The Asahi Glass Foundation, which is celebrating the 25th anniversary of its international environmental Blue Planet Prize, announced that its two annual prizes will be awarded this year to Pavan Sukhdev of India and Markus Borner of Switzerland. Both recipients will receive a cash award of 50 million yen ($470,000).
The Asahi Glass Foundation established the Blue Planet Prize in 1992, the year of the pivotal Earth Summit, to recognize individuals or organizations for outstanding contributions toward solving global environmental problems.
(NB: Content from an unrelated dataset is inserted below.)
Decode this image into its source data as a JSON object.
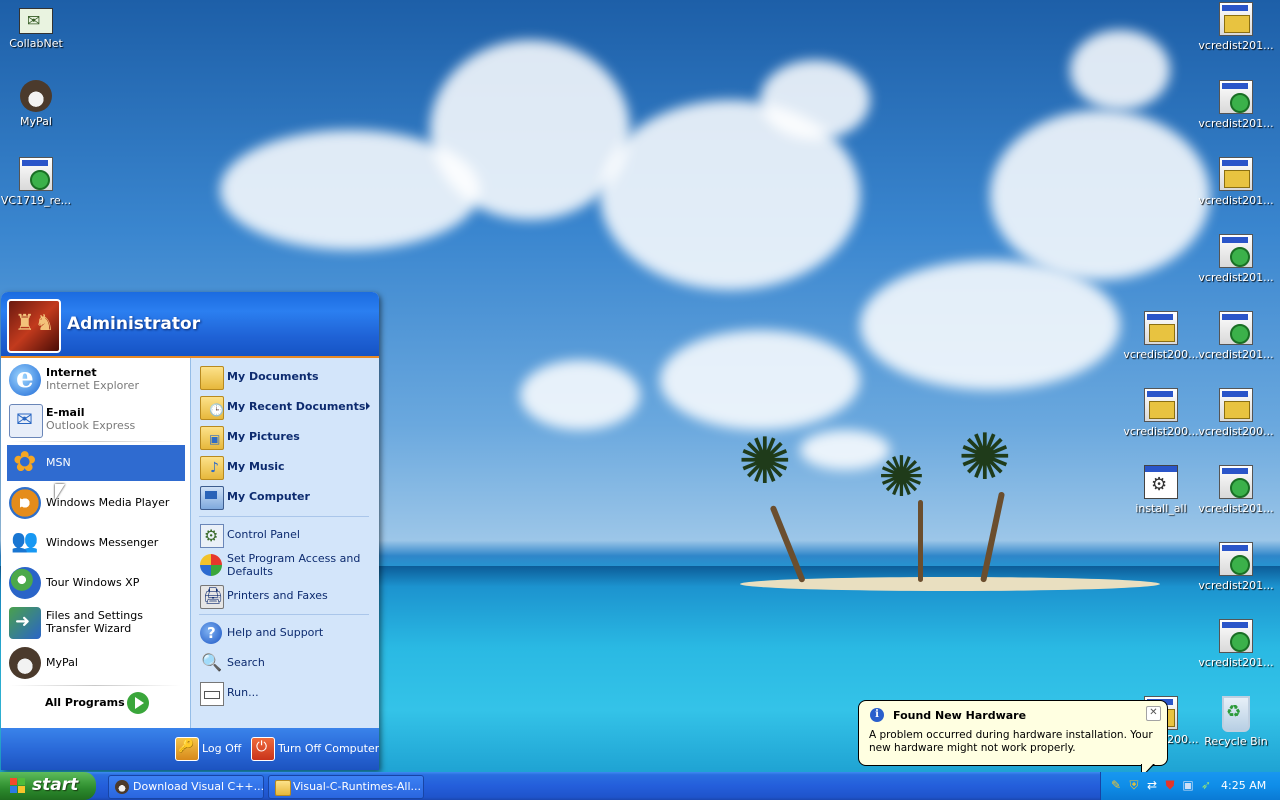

Pavan Sukhdev is a UNEP Goodwill Ambassador, a founding trustee of the Green Indian States Trust (GIST), the founder & CEO of GIST Advisory and an associate fellow of Davenport College at Yale University. He was selected for his pioneering research into economic rationale and practical metrics for transitioning towards an inclusive green economy. He has drawn attention to the critical roles of corporations in this transition and has shown how to mainstream ecosystem services for improved public policies and business practices. By developing sustainability metrics for corporations on both local and national levels, he has hastened the evolution toward an inclusive green economy.
Markus Borner is a professor of University of Glasgow and the former director of the Frankfurt Zoological Society Africa Program. His Blue Planet Prize recognizes his four decades of leadership in conservation and management initiatives to protect endangered wildlife and protected-area ecosystems in Africa. He was among the first to recognize that the protection of individual species requires comprehensive protection of entire ecosystems, including a commitment by people to save their local ecosystems. He has drawn global attention to the fact that wilderness, biodiversity and beauty are essential for the survival and health of our planet.
The awards ceremony will be held at the Palace Hotel Tokyo in Tokyo on November 16. Commemorative lectures will be delivered by the prize recipients at the United Nations University in Tokyo on the following day.